Fannie Mae’s new HomeReady program, meanwhile, boasts a unique structure for consumers. In addition to down payments as low as three percent and reduced mortgage insurance, HomeReady also offers a new feature that allows income to be considered from non-borrower household members, as well as non-occupant borrowers who are extended family members.

“HomeReady provides a lower-cost option for low-to-moderate income families, including those that may have multiple earners in one household,” Maxey said. “It offers an opportunity for these families to get more for their money.”

The Section 184 Indian Home Loan Guarantee Program is backed by the U.S. Department of Housing and Urban Development, and is another alternative for those who can prove Native American heritage. The program is designed specifically for Native Americans, Alaskan Villages, Tribes or Tribal entities who live on or off native lands. It offers up to 97.75 percent financing and is applicable to home purchases, new construction and refinancing.

All of these programs are lesser-known options than VA and FHA loans, which also provide more lenient standards than conventional mortgages. VA loans, backed by the U.S. Department of Veterans Affairs, provide 100 percent financing for veterans, require no down payment, and offer a fixed interest rate and no monthly mortgage insurance, which is a significant savings for consumers.
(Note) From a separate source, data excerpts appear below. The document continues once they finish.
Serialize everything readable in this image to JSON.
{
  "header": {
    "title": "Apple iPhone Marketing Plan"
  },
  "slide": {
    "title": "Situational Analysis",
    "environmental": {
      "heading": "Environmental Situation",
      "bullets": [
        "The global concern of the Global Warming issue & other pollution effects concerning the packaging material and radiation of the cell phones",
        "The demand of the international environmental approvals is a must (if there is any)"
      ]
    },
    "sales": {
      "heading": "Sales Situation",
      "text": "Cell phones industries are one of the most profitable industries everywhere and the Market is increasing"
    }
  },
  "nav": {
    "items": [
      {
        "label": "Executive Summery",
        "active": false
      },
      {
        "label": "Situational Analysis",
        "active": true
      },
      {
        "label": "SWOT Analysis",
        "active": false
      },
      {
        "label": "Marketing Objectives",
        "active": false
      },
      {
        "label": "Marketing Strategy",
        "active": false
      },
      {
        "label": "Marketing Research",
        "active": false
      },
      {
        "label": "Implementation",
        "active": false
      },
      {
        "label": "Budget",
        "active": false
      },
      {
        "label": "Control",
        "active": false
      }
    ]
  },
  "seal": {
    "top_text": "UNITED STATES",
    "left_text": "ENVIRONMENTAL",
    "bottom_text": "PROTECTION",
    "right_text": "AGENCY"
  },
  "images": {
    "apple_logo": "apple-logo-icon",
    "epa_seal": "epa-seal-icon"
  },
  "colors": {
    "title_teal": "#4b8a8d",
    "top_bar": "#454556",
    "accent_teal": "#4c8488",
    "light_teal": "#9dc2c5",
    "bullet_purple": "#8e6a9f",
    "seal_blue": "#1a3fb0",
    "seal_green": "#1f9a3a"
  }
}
FHA loans, backed by the U.S. Federal Housing Administration, benefit lower-income families because they require a lower down payment, offer lower interest rates and accept lower credit scores than traditional programs.

All of these programs can help some consumers realize homeownership easier than via the conventional process.

“Generally speaking, with any type of loan product, the home affordability index, which is based on interest rates, pricing and associated factors in home buying,” Maxey said, “is the best it has been in probably 30 years.”